I don't know if even this Supreme Court wants to go there, in part because the losses are hard to prove (they're speculative) and in part because it would create a logical infinite loop where governments are liable for any economic harm that putatively results from any action-- including the higher taxes needed to pay the damage awards. That's a trap with no way out.

Ever see cars smashed up by police or fire vehicles acting in the call of duty? From what I understand, those people can't recover a penny. And that's for a piece of tangible property. It's not the same as most takings, but it does show that there are some kinds of government takings that we don't have a right to recover.

Kelo confirmed eminent domain and compensation schemes even where direct governmental use wasn't involved. (That's a retrospective blessing on w bush's scheme for the Ranger ballpark, but never mind.) This court is far more interested in saving government discretion than in limiting it.

Posted by: Altoid on March 3, 2008 at 1:47 PM | PERMALINK

If you think President Nader would have done this illegal spying, or invade Iraq, or appoint right wing morons to the Supreme Court you're seriously deluded.

If you think there ever could be a President Nader in this country you're the one suffering from delusions. Seriously, get help. I am so fucking tired of delusional nonsense of "oh, if only everyone else had bought into my utopian fantasy the world would be OK!"

Blaming Nader is the Democratic Dolchstoßlegende.

Oh, fuck off.

Posted by: Stefan on March 3, 2008 at 1:51 PM | PERMALINK

Nader says some important things, but he's an inept administrator, and has been unable to successfully manage any of the public interest groups that he has started. The people who've worked directly for him have a tendency to quit in fury.

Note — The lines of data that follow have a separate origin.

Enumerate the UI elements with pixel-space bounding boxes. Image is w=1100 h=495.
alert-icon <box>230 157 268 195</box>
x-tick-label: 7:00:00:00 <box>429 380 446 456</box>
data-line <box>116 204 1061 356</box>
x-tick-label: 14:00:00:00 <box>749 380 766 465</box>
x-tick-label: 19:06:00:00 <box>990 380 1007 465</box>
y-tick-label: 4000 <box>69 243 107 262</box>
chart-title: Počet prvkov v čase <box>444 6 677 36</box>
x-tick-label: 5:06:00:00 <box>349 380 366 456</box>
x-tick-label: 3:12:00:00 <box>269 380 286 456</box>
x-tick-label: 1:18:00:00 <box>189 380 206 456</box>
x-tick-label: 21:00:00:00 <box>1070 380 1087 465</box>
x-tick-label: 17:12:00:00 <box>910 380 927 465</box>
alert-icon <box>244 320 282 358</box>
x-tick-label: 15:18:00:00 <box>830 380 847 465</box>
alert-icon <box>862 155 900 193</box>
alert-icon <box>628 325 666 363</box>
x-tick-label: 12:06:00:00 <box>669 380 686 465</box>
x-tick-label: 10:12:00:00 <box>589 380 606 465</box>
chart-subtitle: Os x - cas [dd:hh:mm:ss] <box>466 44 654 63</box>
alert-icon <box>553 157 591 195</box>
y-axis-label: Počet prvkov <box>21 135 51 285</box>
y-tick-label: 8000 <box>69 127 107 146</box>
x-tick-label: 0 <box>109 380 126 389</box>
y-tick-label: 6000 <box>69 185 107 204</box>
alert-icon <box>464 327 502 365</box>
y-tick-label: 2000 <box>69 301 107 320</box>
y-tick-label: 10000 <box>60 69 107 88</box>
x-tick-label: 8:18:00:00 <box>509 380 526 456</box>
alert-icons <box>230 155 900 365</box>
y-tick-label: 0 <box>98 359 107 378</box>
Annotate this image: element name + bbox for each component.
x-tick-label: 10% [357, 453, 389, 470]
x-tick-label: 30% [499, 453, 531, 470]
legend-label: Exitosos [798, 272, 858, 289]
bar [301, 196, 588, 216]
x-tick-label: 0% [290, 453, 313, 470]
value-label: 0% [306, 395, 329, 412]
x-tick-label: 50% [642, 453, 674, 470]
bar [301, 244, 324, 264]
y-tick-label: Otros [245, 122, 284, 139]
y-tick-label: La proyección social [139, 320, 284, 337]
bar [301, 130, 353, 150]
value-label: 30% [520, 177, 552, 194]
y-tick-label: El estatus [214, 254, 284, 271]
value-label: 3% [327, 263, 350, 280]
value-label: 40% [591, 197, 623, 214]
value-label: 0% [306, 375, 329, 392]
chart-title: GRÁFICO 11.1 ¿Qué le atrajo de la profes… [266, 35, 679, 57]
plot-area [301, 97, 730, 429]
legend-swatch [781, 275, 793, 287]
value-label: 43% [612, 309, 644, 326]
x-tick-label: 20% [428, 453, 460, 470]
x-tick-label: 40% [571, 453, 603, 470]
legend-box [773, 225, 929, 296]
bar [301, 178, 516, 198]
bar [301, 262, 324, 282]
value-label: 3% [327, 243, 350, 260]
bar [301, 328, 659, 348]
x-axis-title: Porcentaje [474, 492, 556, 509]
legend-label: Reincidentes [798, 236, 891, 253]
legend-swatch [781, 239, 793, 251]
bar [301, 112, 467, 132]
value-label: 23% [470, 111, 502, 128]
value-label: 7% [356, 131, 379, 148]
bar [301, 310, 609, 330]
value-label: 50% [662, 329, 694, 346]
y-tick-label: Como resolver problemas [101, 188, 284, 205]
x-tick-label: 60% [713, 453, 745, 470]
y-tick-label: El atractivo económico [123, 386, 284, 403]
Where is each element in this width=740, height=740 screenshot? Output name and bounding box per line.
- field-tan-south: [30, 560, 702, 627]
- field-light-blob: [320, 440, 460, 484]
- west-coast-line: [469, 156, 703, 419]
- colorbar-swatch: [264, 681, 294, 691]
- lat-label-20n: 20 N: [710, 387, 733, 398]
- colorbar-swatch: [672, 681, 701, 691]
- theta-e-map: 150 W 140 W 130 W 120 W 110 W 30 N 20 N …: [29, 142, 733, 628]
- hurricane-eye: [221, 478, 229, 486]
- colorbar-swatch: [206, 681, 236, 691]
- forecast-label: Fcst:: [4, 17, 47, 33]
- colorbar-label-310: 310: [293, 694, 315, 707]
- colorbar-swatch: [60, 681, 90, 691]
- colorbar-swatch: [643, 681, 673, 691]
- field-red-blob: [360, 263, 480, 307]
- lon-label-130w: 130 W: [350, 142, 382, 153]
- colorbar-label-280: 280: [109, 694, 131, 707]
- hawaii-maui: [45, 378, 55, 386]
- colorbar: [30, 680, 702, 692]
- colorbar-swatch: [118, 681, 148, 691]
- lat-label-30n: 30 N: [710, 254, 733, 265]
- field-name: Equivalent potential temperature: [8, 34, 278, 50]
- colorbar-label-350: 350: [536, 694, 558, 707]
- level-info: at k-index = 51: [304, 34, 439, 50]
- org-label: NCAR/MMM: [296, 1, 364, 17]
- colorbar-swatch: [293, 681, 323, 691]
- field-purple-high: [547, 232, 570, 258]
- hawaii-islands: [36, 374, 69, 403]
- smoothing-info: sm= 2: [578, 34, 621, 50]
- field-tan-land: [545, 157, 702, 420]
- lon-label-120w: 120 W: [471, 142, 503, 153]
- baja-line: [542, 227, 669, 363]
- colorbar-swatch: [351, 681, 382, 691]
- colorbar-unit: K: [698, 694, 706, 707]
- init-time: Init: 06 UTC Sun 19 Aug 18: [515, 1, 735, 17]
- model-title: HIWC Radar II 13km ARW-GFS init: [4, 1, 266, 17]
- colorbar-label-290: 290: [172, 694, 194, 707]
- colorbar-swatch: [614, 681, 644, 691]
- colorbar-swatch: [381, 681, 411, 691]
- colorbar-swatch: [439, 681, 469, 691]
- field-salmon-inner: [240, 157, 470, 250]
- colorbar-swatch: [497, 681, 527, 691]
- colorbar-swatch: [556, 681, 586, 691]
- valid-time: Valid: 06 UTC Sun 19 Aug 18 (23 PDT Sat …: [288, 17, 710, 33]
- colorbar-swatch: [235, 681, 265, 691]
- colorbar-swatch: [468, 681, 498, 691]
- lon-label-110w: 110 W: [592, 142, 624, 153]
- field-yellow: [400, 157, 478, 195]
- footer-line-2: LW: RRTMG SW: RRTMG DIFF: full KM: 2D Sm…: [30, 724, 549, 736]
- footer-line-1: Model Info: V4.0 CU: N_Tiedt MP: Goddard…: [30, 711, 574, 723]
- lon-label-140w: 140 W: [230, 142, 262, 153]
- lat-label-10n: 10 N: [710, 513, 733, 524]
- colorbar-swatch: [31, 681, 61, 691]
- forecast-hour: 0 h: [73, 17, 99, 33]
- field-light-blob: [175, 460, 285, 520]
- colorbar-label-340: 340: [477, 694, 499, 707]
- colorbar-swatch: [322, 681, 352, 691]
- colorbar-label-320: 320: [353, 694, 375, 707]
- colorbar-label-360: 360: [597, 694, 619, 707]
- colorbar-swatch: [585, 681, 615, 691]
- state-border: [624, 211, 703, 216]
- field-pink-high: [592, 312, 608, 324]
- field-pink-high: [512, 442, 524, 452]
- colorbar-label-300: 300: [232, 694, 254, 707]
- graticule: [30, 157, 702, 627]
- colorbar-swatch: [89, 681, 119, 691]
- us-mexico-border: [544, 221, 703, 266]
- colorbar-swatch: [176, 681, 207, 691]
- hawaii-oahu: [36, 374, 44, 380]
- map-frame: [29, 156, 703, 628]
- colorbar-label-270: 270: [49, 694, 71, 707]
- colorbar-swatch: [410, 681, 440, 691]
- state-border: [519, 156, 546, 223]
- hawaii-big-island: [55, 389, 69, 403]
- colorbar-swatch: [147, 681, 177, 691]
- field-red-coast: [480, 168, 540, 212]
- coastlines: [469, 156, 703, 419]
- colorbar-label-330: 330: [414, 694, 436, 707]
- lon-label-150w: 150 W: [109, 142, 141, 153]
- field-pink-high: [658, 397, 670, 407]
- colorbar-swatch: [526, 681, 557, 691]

Again: Nader says some important things.
But he'd be an absolute disaster as President.
The man is temperamentally incapable of managing even a tiny bureaucracy.

Posted by: joel hanes on March 3, 2008 at 2:40 PM | PERMALINK

Okay, explain to me why Jay Rockefeller is supporting the legislation. I've seen it mentioned several times about how our Senators are in the pockets of the telcomms. Do they just not realize yet that the telcomms don't care?

Or are the Republican's not getting any money because they aren't in charge anymore, and they won't be for a long time?

Posted by: DR on March 3, 2008 at 2:42 PM | PERMALINK

"Trouble is, he CAUSED those problems by handing Florida to Bush, but what are you gonna do? Why let a little detail like that get in the way of common sense?"

Posted by: Pale Rider on March 3, 2008
------------

That's an easy charge to make. In his role as politician I am not a fan of Nader. But, to blame him for what Bush has done is wrong. The Republicans were going to steal the election regardless.

Put the blame where it properly lies, with Republicans and their current ideology. It is a Vast-Right-Wing-Conspiracy.

Even if a 3rd party candidate helped someone win it didn't force Bush to do these nasty things. You have to look at the entire Republican machine and how it works and who is in charge and why they set out on the course they're on. It's a complicated story (I feel certain).

And NO, Nader isn't looking better all the time. Sadly, none of the candidates looks very good to me.